Not a feeling of dread – it’s a longing melancholy, waiting slowly but desperately to be filled, yet knowing in the end only the bitter disappointment of loneliness, and knowing this during the futile wait. Rooted in the ever-present dread of life, freed only by the reality of death, we await this expectation, this change, this filling, this touch by the hand of God.

It does not come. It will not come. Not here. Not now. Not this way. For holiness, for wholeness, is not found under steeples, not in the extraordinary, not in the miraculous, not in a clinging brokenness braving unity under ancient words, but in the mundane, in the everyday, in the average, in the father chasing his giggling daughter on the playground, in the son waking early to prepare breakfast for a frazzled mother, for the lovers experiencing a first dawn, for late night coffee talks and evening jogs, in the celebration of life that only a funeral can bring – he did it all for us – factory working 12 hour days six days a week, whose heart gives out a week after retirement, for the kingdom of heaven is all around us, and while we patiently await for the holy to touch us, letting melancholy dictate a bitter future, we miss out on these little moments, the beautiful, the holy.

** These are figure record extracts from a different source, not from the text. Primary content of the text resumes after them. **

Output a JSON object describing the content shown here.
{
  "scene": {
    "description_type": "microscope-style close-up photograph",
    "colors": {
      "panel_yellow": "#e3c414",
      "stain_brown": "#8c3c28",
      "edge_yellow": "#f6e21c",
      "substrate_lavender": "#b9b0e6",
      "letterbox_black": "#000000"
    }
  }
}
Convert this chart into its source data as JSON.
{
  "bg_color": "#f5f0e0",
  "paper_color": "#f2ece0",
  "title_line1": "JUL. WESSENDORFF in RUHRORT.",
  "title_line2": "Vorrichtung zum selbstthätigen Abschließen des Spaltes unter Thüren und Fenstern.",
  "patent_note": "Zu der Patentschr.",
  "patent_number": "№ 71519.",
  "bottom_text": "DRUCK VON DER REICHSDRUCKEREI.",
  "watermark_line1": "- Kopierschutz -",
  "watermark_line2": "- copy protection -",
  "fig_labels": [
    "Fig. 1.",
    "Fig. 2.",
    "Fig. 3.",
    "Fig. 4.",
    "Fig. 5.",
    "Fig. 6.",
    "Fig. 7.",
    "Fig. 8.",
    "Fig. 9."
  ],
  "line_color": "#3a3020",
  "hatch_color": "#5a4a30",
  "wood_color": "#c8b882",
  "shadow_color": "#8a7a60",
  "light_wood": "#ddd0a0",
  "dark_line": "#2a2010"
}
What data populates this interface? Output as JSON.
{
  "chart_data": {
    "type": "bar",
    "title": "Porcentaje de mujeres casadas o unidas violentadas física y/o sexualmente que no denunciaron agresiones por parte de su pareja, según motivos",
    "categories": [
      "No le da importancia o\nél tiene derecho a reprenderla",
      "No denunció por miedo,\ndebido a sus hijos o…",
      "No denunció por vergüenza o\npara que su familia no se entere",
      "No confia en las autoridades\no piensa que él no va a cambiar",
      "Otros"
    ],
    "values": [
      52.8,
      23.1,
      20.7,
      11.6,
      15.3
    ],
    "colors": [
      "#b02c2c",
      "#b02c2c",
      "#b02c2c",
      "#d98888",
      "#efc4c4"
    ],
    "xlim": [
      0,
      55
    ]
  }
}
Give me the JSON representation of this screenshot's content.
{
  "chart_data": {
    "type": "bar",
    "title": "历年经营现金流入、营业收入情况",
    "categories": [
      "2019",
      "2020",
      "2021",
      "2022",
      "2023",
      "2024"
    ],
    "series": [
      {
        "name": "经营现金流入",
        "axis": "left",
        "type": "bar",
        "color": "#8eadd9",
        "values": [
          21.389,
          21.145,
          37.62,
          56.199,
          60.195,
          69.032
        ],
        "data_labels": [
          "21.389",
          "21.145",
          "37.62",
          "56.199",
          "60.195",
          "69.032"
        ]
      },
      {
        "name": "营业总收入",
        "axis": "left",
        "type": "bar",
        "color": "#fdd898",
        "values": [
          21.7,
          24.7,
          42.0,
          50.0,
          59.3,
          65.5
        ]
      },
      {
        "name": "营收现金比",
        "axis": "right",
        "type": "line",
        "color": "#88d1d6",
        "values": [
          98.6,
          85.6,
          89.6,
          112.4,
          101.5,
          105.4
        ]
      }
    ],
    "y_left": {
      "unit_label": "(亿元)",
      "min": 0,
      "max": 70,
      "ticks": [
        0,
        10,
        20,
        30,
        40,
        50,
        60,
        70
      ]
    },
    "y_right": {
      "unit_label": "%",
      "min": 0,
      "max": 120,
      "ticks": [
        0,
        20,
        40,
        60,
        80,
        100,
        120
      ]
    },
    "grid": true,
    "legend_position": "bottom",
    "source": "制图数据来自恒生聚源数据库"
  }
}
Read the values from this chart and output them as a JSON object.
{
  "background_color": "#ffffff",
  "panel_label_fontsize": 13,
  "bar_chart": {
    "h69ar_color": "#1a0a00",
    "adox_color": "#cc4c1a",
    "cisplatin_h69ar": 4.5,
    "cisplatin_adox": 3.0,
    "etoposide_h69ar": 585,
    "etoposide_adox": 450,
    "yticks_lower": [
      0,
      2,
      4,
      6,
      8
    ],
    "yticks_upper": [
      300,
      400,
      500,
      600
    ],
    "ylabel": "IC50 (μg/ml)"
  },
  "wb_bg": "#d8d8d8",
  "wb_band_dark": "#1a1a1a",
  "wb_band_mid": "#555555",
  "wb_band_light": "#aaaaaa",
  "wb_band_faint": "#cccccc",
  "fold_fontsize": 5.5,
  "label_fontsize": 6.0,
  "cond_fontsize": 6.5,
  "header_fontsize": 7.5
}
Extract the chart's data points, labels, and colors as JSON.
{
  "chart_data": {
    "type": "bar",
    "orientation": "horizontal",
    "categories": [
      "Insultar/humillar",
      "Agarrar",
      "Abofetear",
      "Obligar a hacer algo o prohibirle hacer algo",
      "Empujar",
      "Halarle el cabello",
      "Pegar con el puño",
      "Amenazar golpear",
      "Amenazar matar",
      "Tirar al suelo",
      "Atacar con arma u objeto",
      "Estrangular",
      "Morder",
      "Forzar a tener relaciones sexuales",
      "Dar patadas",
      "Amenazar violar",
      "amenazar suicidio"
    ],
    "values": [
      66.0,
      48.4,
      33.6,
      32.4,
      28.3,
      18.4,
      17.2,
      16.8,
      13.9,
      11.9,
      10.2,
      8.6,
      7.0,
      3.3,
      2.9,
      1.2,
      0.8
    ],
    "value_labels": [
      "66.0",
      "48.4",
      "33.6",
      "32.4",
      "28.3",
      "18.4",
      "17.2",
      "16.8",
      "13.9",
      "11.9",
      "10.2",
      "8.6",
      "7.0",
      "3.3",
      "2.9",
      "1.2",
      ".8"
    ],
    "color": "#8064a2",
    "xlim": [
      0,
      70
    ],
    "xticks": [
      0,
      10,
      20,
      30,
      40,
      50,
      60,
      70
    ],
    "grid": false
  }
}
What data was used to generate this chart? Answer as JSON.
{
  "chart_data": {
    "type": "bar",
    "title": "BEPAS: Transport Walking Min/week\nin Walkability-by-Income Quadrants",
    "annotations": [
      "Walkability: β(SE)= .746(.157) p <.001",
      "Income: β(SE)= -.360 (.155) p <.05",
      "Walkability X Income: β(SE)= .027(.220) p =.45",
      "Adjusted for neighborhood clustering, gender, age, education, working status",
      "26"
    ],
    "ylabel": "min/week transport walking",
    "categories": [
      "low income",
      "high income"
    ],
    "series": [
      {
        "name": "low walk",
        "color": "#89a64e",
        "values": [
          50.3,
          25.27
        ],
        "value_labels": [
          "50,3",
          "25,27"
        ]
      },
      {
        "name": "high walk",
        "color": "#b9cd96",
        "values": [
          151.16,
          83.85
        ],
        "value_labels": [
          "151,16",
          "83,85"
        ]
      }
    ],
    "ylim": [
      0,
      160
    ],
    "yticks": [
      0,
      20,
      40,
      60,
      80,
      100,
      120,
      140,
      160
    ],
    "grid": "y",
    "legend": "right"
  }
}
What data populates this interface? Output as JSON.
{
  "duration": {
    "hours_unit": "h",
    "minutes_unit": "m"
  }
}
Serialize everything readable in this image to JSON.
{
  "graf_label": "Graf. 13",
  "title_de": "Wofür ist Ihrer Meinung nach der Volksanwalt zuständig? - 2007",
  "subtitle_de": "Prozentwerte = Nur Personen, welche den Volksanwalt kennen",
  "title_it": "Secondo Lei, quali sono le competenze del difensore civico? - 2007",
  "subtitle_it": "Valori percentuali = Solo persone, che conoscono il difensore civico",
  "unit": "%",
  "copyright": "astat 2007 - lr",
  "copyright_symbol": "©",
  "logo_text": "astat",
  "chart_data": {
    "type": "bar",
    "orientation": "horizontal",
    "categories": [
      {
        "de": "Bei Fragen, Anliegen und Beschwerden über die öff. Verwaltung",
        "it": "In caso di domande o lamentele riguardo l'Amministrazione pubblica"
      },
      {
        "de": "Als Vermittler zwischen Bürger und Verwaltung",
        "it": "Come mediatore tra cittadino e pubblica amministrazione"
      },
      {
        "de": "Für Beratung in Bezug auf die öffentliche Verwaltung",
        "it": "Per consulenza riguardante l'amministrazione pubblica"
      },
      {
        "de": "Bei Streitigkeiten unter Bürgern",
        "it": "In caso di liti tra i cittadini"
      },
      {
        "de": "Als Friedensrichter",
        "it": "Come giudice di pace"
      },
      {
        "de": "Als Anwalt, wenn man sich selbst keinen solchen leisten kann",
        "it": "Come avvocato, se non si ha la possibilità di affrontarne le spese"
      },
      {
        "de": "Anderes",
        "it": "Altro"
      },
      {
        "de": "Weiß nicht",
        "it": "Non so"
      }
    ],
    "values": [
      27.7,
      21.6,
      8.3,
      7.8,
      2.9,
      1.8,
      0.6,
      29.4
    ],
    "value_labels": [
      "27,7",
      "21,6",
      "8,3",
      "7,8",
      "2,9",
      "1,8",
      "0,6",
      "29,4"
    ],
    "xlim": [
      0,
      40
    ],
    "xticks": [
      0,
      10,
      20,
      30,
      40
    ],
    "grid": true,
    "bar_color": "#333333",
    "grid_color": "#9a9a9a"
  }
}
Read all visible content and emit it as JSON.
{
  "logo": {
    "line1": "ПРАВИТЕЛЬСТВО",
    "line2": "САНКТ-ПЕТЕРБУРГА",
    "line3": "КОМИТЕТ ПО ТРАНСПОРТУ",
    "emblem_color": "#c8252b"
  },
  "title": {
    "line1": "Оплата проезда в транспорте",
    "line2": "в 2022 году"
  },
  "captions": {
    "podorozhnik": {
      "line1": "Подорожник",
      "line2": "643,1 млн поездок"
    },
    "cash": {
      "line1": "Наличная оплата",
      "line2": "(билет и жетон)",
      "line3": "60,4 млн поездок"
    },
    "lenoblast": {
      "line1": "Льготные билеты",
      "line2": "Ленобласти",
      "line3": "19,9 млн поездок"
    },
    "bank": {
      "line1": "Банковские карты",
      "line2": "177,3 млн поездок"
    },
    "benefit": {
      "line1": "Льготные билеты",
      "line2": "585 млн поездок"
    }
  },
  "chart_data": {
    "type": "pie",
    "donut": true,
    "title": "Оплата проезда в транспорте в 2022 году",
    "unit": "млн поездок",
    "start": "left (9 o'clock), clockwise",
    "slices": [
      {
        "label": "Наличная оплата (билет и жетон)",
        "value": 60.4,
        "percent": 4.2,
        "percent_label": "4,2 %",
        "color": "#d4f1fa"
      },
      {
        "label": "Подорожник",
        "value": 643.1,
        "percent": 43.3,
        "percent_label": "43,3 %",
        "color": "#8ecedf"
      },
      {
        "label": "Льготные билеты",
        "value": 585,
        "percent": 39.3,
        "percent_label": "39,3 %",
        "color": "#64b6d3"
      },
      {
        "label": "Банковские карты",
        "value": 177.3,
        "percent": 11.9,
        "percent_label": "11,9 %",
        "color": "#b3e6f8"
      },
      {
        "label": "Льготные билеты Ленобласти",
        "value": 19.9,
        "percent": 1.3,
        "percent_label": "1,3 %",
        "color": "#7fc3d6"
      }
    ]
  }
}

Dedicated to the Flores family – whose father, and the millions like him – make this world a better place to live in. You will be missed.

God Bless The Astronaut

God bless the astronaut for discovering new worlds
and god bless the farmer for feeding ours

God bless Malcolm X for showing me that as a middle class Midwestern white man my perspective on race is pretty limited
and God bless Mr. Rogers for showing me that even though my perspective on race is limited my voice still matters

God bless my mother for putting up with my stubborn ass as a child
and god bless you dear reader

Now bear with me,
I know this is corny but I’m a sucker for sentimentality

So god bless you
For all the tears of joy and pain you ever have shed could never fill the deepest oceans
And every breath out of your lungs could not be stopped by the most powerful storms
And every experience you have ever lived could not be contained in the largest library

For I know you, dear reader
Everytime you’ve been told that you have never lived fully because you have never seen the ocean, Ive been there
And everytime you’ve amazed, astounded someone because you do not know how to swim, you’ve never been taught as a child, I’ve been there
And everytime you’ve cried yourself to sleep,
Been told that you are not good enough or strong enough or brave enough

Every early morning sunrise and cold dew upon bare feet
Every sweet embrace of absolute surrender
Every hand trembling heart fluttering nerve racking miserably magic first kiss
Every late night walk with existential angst as your only companion
I’ve been there

For you are not alone, dear reader,
There is nothing new under the sun
There are no words, no thoughts, no love, pain, joy, fear, hate, deed
That has not been thought, felt, said, done before
Nothing new under the sun
Others have come before and others will come after and you will be forgotten
take comfort in that,
For you are not alone,
If others have found the strength to carry forward day by day
then I can, then you can, then he she they and us can

So god bless the astronaut for all his fears
and god bless the farmer for all his struggles
and god bless Malcolm X for all his anger
and god bless Mr Rogers for not being perfect
and god bless my mother for all her failures
and god bless you, dear reader, and know that you are not alone.